En general soy bastante valiente y algo peleón, pero si alguna vez tengo miedo hago todo lo posible por disimularlo. En este viaje he de confesar que hemos pasado momentos de mucho peligro, hemos visto pasar misiles por encima de nuestras cabezas y nos hemos cruzado con convoyes rusos. Yo me hacía el seguro ante las chicas, pero había veces que eran ellas, Irina sobre todo, las que mantenían la sangre fría.

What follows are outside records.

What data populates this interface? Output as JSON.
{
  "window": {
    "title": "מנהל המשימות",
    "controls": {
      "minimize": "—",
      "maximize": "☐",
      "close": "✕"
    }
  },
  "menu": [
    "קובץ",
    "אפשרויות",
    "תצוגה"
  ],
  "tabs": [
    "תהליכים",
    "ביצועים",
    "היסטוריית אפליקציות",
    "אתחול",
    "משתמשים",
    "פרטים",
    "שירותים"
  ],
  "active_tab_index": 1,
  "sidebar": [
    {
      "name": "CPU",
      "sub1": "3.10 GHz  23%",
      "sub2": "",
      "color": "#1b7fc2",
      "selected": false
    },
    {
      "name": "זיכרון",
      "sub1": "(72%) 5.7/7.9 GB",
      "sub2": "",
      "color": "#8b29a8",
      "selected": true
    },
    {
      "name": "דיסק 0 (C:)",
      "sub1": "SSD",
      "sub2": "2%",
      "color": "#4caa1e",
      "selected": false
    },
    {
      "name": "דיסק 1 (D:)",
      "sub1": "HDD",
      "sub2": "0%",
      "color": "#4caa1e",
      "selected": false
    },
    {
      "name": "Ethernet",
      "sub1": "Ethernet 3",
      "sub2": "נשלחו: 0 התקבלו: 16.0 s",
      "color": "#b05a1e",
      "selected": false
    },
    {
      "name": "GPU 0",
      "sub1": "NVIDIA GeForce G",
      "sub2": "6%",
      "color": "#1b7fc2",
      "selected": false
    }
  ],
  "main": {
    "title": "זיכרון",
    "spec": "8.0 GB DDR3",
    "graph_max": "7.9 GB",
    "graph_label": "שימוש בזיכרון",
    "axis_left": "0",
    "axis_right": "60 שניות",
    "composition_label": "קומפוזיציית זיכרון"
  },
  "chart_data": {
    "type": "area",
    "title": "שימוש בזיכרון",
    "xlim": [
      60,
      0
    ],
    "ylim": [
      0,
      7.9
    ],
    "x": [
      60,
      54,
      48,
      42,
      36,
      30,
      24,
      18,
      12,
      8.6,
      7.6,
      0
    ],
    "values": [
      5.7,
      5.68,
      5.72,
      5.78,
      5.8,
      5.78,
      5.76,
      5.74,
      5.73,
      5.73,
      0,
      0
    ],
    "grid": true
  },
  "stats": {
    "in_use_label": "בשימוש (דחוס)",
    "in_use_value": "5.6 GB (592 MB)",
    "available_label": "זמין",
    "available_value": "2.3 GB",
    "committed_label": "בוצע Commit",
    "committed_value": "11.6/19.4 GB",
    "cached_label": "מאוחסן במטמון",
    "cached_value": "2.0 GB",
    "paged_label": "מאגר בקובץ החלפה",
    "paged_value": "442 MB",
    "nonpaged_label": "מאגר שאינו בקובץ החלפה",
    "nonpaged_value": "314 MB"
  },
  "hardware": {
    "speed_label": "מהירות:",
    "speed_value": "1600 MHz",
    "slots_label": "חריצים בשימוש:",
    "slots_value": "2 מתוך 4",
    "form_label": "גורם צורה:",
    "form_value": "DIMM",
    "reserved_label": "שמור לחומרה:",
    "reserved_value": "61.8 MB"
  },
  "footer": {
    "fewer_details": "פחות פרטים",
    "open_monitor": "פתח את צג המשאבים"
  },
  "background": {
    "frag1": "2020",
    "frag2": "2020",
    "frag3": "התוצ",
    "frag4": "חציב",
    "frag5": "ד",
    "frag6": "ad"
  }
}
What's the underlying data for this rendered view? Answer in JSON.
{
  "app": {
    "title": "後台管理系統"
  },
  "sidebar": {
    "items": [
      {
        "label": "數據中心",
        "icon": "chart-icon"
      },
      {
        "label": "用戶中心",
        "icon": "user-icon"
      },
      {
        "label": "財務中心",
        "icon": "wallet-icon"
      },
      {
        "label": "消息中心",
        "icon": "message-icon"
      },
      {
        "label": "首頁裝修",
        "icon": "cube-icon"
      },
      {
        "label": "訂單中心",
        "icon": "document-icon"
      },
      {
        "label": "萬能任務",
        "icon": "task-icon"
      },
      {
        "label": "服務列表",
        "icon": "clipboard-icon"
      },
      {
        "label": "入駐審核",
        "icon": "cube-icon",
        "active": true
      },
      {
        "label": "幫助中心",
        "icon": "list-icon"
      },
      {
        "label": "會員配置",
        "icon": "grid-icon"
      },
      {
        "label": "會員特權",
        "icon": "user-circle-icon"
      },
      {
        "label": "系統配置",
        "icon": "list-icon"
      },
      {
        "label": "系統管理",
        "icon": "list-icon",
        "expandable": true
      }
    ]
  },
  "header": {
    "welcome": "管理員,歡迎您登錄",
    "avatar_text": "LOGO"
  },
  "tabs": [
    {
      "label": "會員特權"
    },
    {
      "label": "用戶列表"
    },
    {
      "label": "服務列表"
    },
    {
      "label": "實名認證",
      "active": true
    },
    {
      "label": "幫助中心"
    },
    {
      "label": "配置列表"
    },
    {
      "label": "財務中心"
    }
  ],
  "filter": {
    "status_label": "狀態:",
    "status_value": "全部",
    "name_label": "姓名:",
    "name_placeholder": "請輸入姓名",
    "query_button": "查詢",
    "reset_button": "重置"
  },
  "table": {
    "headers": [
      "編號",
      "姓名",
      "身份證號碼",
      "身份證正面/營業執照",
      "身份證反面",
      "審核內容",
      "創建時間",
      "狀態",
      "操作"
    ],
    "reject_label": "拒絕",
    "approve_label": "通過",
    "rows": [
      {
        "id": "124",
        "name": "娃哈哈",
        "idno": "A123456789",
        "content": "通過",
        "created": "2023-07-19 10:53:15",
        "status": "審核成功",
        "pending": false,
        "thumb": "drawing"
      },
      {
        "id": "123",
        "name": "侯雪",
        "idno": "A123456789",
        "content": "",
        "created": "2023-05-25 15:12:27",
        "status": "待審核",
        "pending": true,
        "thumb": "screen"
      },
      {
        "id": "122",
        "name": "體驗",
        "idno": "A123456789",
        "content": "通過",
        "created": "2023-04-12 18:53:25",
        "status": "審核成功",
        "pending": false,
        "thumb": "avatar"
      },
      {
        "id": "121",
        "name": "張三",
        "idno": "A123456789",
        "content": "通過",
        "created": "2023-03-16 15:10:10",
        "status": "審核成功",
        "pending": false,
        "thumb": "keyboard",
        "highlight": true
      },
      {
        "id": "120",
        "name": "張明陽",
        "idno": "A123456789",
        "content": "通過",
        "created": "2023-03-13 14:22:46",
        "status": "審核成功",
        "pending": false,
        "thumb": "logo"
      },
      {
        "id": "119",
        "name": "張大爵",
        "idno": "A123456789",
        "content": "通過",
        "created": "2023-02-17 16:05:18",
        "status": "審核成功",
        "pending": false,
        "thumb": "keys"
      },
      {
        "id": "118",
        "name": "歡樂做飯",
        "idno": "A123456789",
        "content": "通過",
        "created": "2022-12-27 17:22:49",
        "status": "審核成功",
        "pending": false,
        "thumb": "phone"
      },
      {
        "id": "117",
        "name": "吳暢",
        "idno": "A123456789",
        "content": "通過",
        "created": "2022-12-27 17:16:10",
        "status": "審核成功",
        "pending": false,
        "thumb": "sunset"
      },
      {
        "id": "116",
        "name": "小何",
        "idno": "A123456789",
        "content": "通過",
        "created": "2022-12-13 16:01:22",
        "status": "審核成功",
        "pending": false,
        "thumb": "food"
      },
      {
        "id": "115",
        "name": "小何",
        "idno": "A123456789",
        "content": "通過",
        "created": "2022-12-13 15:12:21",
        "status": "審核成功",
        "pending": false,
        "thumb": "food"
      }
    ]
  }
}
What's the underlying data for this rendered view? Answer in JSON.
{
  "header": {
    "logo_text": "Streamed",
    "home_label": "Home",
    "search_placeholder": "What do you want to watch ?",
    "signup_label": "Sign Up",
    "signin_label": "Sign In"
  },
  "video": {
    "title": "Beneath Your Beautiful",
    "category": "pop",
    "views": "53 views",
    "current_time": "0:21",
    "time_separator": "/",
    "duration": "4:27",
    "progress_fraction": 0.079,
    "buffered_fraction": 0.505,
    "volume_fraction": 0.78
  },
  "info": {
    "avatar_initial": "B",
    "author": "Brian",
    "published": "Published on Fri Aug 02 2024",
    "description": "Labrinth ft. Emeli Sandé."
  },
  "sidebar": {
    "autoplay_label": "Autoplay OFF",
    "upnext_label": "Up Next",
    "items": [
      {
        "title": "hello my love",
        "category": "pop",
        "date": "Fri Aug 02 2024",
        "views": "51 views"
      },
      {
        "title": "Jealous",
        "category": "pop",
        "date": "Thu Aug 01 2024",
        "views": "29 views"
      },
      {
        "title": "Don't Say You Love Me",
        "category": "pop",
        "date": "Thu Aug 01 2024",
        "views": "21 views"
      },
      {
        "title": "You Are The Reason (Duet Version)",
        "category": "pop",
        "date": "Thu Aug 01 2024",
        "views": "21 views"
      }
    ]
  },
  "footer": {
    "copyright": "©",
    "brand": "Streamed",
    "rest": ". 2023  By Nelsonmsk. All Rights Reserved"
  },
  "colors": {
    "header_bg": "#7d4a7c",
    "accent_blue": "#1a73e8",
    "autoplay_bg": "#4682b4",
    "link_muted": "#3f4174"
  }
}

El peor momento fue una tarde en que no pudimos esquivar un control de carretera, y las cosas se empezaban a poner feas. Estaba en una carretera segundaria, en medio de ninguna parte, y al registrar la furgo los soldados encontraron a Katia escondida en la trasera. Empezaron a tontear con las chicas y a ponerme pegas por la documentación, por la furgoneta, por todo. Empecé en plan dócil a ver si nos dejaban tranquilos, pero al final me cabreé y me puse chulo. De verdad que pensé que eso iba a ser mi final. Y aquí tuvimos el golpe de suerte de nuestras vidas: justo cuando tenía un cañon apoyado contra mi frente y como música de fondo a los latidos de mi corazón escuchaba las risotadas de los otros soldados, justo entonces, sonaron muy cerca unos disparos de tanque. Los soldados quedaron un momento desconcertados y luego salieron corriendo atendiendo las órdenes que alguien les gritó. Salimos a toda pastilla de allí, hasta que perdimos de vista el control y una columna de tanques que se acercaba desde el norte por un camino de tierra. A un lado, a cierta distancia había un acuartelamiento o algo así y seguramente por eso había un control y por eso el ataque. Por cierto que en google maps no ponía nada de los cuarteles. No paramos hasta estar bastante lejos pero escondimos la furgoneta bajo unas ramas porque pensamos que habíamos caído en una zona en disputa. De noche se veían destellos y explosiones tanto carretera adelante como por donde habíamos venido. Creo que ninguno de los tres pudimos dormir esa noche. Al día siguiente no nos movimos de allí porque todavía se escuchaban disparos en la lejanía.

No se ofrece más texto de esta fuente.